Mineral carbonation in water-unsaturated porous media

Abstract:

Ultramafic mine tailings have an untapped capacity to sequester CO₂ directly from air or CO₂-rich gas streams via carbonation of tailings minerals [1]. The CO₂ sequestration capacity of these sites could be exploited simply by increasing the supply of CO₂ into tailings, such as through circulation of air or flue gas from mine site power plants [1,2]. Mine tailings storage facilities typically have heterogeneously distributed pore water [1], affecting both the reactive capacity of the porous medium and the exposure of reactive phases to CO₂ [3]. We examine the physical reaction processes that govern carbonation efficiency in variably saturated porous media using meter-scale column experiments containing the tailings mineral, brucite [Mg(OH)₂], that were supplied with 10% CO₂ gas streams.
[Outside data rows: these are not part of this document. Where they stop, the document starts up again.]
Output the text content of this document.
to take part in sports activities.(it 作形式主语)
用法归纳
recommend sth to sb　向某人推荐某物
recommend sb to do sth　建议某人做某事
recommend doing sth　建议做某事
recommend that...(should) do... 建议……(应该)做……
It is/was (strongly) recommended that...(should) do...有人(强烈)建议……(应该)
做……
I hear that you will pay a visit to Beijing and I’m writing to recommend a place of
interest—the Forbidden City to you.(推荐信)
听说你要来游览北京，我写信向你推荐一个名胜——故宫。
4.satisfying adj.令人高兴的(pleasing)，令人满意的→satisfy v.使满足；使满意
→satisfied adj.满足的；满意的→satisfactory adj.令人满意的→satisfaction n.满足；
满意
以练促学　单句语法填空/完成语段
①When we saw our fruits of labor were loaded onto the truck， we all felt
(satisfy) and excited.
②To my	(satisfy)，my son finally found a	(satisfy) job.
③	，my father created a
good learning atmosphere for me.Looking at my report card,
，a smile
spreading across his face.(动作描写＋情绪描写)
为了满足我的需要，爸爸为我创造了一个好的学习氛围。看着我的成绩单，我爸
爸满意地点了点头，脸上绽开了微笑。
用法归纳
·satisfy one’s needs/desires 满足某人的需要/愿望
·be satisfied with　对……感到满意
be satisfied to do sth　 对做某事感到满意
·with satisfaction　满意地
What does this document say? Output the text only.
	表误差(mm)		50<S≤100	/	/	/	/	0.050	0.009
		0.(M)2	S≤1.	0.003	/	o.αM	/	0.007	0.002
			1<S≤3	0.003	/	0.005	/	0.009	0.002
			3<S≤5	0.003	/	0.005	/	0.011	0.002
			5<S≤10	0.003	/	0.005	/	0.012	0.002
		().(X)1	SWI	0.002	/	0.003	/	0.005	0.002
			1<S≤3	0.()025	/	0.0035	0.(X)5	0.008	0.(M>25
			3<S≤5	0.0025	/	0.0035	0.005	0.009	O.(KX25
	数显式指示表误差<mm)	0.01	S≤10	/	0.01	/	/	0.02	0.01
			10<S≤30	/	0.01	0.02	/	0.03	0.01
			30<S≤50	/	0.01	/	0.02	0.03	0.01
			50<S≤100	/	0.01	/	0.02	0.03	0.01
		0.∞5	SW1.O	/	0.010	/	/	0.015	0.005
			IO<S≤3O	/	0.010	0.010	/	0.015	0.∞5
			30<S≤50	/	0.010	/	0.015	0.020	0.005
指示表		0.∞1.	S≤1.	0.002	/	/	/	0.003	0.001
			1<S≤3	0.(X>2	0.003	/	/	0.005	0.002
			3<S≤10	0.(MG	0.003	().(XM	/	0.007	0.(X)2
The experiments were instrumented with water content and gas phase CO₂ sensors to track changes in water saturation and CO₂concentration with time. The precipitation of hydrated Mg-carbonates as rinds encasing brucite particles resulted in passivation of brucite surfaces and an abrupt shut down of the reaction prior to completion. Moreover, the extent of reaction was further limited at low water saturation due to the lack of water available to form hydrated Mg-carbonates, which incorporate water into their crystal structures. Reactive transport modeling using MIN3P-DUSTY [4] revealed that the instantaneous reaction rate was not strongly affected by water saturation, but the reactive capacity was reduced significantly. Surface passivation and water-limited reaction resulted in a highly non-geometric evolution of reactive surface area. The extent of reaction was also limited at high water content because viscous fingering of the gas streams injected at the base of the columns resulted in narrow zones of highly carbonated material, but left a large proportion of brucite unreacted. The implication is that carbonation efficiency in mine tailings could be maximized by targeting an intermediate water content in tailings storage facilities (e.g., ~20-60% saturation).

[1] Wilson et al. (2014) Int. J. Greenhouse Gas Control. 25: 121-140. [2] Harrison et al. (2013) Environ. Sci. Technol. 47: 126-134. [3] Assima et al. (2013) Int. J. Greenhouse Gas Control. 12: 124-135. [4] Molins and Mayer (2007) Water Resour. Res. 43, W05435.